The file opens with the pedigree window showing. The pedigree shows hitchhiker's thumb for Jack, Jill, their children and their grandchildren. Hitchhiker's thumb is an autosomal, recessive condition (tt = hitchhiker's thumb, T = non-hitchhiker's thumb).

How come none of Jack and Jill's kids have hitchhiker's thumb but one of their grandchildren does???

Here are some questions that will help you get started:

1. What is Jim's genotype for hitchhiker's thumb? Circle the right answer.

TT Tt tt T- t- The student should answer tt.

All of these questions should be answered off the computer. The first question may be answered by inspection of the pedigree itself. It presupposes that the student understands that in order for a recessive trait to "show", two recessive alleles must be present.
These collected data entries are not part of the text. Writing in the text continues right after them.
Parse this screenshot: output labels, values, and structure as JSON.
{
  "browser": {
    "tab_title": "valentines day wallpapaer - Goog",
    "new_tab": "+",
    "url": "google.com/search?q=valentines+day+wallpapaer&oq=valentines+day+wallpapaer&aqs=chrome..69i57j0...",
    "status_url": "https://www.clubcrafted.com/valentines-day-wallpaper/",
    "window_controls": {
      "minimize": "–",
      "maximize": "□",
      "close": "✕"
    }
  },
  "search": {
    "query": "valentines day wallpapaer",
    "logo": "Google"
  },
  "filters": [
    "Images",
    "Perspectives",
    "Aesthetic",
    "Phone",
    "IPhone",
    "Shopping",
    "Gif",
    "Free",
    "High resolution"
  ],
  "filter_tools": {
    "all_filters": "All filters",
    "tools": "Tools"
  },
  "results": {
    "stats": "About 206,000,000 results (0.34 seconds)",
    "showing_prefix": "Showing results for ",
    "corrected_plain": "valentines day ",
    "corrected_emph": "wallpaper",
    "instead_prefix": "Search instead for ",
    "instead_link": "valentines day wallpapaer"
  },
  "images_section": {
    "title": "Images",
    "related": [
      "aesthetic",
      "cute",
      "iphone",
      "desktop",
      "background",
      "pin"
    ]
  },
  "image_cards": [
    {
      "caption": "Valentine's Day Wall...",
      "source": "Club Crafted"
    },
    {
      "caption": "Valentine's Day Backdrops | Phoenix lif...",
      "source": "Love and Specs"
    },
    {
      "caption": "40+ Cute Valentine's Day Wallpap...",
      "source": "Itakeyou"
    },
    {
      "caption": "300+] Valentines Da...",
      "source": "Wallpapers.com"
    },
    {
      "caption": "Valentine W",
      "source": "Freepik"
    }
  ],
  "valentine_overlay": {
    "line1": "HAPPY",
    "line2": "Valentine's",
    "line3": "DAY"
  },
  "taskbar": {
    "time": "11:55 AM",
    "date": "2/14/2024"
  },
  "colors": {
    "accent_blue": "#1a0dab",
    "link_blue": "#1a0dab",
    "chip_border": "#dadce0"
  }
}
2. What must Erica's and Bob's genotypes be? Circle the right answer. TT Tt tt T- t-

Both of them are Tt.

By reasoning backwards, the student knows that each of these individuals must carry the allele t, since one of their kids, Jim, has the recessive trait (tt). But, since neither one of them has hitchhiker's thumb, they must each also have the dominant allele T.

3. What is Jackís genotype for hitchhiker's thumb?

TT Tt tt T- t-

Jack is also tt and has the recessive trait.

Again, by inspection of the pedigree, the student can see that Jack has the trait, and therefore is tt.

4. What is Jill's genotype for hitchhiker's thumb likely to be? (Hint: none of their children has the trait.)
TT Tt tt T- t-

The student should answer TT. Because Jack has the trait and none of the children do, the student will probably guess that Mom is homozygous dominant for normal thumbs.

Since none of the children has the trait, but Jack does, the student will probably have figured out that Jill must be homozygous dominant, TT. Any alleles that she contributes to the children will overshadow the recessive alleles from Jack. They should also be aware of the fact that, despite the appearance of normality, each of the children of this marriage is a carrier of the allele. The next generation will have some children with the trait, if the new spouses also carry the trait.

5. If Jack and Jill have 12 more children, how many do you think will have hitchhiker's thumb? (circle one) None
3 or 4
About half
All of them The answer is none of them.

Since Jack is homozygous recessive and Jill is homozygous dominant all of their children will be normal for the trait.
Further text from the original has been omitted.